So our desktop machines should really be thousands of Docker containers with a total capacity of like 1000000%. No program would ever block another program, or get out of its sandbox. Programs would sometimes run across the internet. I picture it kind of like this big Minecraft Disneyland where you're in VR but processing stuff in the background and forgetting it's there. Maybe you'd devote 50% to an AI agent like J.A.R.V.I.S. that sits around all day backing up its best self and evolving its subprocesses to be even better. Not being compute-bound is like being able to throw processing power at problems declaratively and never having to solve anything menial again. I've been daydreaming about all this since like 1999 hahaha.

The math is all there, I've written about it at length in previous comments. You basically take an old processor like MIPS that was about as optimized for single-threaded performance as one can get, without getting mired in the evolutionary dead end of long pipelines and huge caches. That or the PowerPC 601 or DEC Alpha had on the order of 1-3 million transistors. Looks like the Apple M1 has 16 billion. So the raw numbers do suggest 10,000 of last-century's best cores. Then spend another 10 billion transistors for about 1-10 GB of RAM, or 1 MB of ram in-core.

https://en.wikipedia.org/wiki/Transistor_count

Yes, memory routing is a pain, but you just use content-addressable memory and treat the interconnect just like any other network on the internet. The cores use caching, compression and copy-on-write to combine the best aspects of Erlang, Lisp, and Clojure. We'd write code in a Javascript-like language that's identical to the ideas from Immer and Immutable.js, but natively. Since everything is read-only, it statically compiles ahead to the best of its ability, running through a monad only when processing mutable state, and then going back to static. When you're not compute-bound, the static stuff processes instantly. It basically inverts the logic, so the only slow part of your code is the IO. My terminology isn't exact here, but it would basically transpile a subset of Javascript to Lisp and then run the embarrassingly parallel stuff 10,000 times faster than we're used to, rivaling the speed of video cards.

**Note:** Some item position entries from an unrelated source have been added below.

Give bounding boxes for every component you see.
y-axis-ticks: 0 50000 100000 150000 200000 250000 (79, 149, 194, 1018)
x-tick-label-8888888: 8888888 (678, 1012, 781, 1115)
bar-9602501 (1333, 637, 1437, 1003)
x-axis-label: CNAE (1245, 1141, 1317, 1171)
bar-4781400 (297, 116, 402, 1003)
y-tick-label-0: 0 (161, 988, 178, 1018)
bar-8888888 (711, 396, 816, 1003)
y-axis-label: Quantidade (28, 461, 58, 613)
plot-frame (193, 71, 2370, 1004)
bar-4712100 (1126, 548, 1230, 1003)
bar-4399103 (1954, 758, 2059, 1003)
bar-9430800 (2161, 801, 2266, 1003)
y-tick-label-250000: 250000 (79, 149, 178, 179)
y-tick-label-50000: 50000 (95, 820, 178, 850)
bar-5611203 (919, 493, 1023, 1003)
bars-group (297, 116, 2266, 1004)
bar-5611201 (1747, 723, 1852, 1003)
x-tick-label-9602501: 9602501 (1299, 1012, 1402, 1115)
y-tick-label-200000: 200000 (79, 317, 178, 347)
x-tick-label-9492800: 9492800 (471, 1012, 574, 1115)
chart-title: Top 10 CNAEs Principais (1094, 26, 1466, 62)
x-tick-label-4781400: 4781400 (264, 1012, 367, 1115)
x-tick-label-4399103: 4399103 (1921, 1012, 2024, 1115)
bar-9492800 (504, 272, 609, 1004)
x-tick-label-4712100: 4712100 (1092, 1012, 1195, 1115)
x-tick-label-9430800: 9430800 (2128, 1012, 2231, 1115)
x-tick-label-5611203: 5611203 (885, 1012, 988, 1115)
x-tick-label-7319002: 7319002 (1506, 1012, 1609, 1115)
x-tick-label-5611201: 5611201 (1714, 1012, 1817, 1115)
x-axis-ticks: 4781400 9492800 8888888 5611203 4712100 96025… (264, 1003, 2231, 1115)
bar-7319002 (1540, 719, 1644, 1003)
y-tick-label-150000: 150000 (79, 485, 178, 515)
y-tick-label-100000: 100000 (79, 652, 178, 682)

To do this as a hobby project, it might be fun to see how many early ARM cores and small RAMs could fit on a chip with a billion transistors. Then see how hard it is to add the content-addressable networking to the OS. Then finally get 1000 Docker containers running with, say, Debian. I used to daydream about doing it on an FPGA, but haven't kept up as closely as I'd like. Also I feel like there is industry pressure to keep FPGAs down, because they haven't kept up with Moore's law either, and never went fully open source like they should have.

I feel kind of weary about all this because I've been thinking about it for so long, and have a lot of regrets about not using my degree more. I'm still just writing CRUD apps like everyone else. It's so tedious, and takes so much code to do so little visible work, that I've lost seasons.